Donald Trump acusou Hillary Clinton de estar sob efeito de drogas no último debate presidencial, que decorreu no domingo passado em St. Louis, no Missouri (EUA).

O próximo encontro entre os dois candidatos está marcado para a noite de 19 de outubro (próxima quarta-feira), e Donald Trump desafia a adversária democrata a fazer um teste de despiste de drogas antes do último dos três debates televisivos desta campanha, disponibilizando-se ele próprio para fazer o mesmo teste. “Os atletas são obrigados a fazer um teste de drogas. Acho que devíamos fazer um teste desses antes do debate. Porque é que não fazemos isso?”, atirou Trump, durante um comício no sábado em Portsmouth, New Hampshire. “Não sei o que se passa com ela: no início do último debate, estava toda acelerada e, no fim, já pedia 'Levem-me até lá abaixo', mal conseguiu chegar ao seu carro”, acrescentou. Esse segundo encontro, que vários media classificaram como “sórdido”, dado o teor das acusações que os dois candidatos trocaram, foi o primeiro em formato “town hall”.

Depois de ter sido divulgada, pelo “Washington Post”, a gravação de 2005 em que se ouve Donald Trump dizer que não consegue evitar “beijar mulheres bonitas” e que, sendo “uma estrela”, pode fazer com elas o que quiser, o candidato republicano tem apostado os seus melhores trunfos para se manter à tona nesta corrida presidencial e evitar afastar-se ainda mais de Hillary nas sondagens. No comício em New Hampshire, Trump voltou a sugerir que a eleição está “viciada”. “A eleição está a ser viciada pela imprensa corrupta que publica acusações completamente falsas e mentiras descaradas, num esforço para a eleger Presidente”, disse, vociferando contra a “elite global” que se juntou a Hillary para “destruir a soberania dos Estados Unidos”.
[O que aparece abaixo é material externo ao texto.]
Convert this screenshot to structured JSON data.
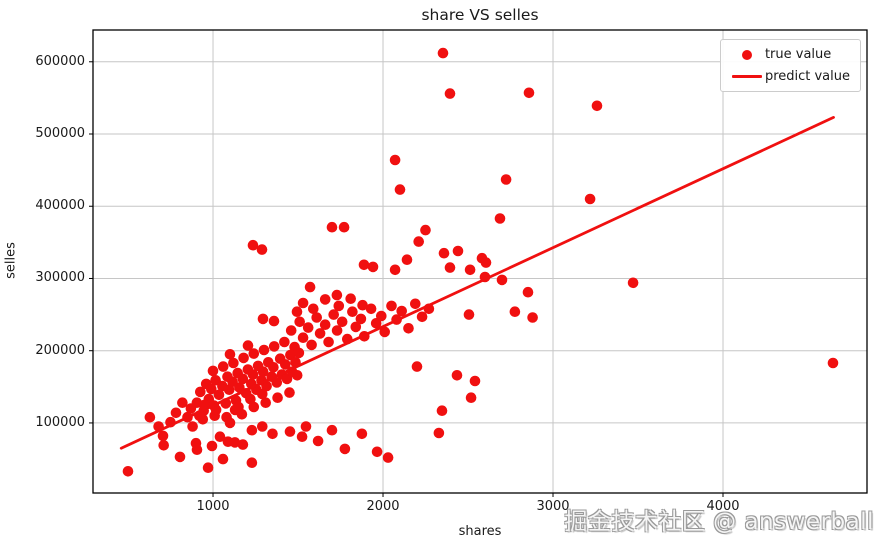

Na quarta-feira, o “New York Times” publicou uma reportagem sobre duas mulheres que terão sido, alegadamente, vítimas de abusos de Donald Trump. As denúncias dizem respeito a um caso ocorrido há mais 30 anos, num avião - Trump terá apalpado a queixosa, poucos minutos após a descolagem e sem que os dois se conhecessem - e outro em 2015, num elevador - Rachel Crooks, a alegada vítima, conta que o candidato republicano a beijou na boca sem o seu consentimento.

Trump, obviamente, já veio desmentir todas as acusações. Um porta-voz da sua campanha considerou “ficção” o artigo do jornal norte-americano, a quem acusou de lançar “uma difamação coordenada e completamente falsa” contra o candidato à Casa Branca.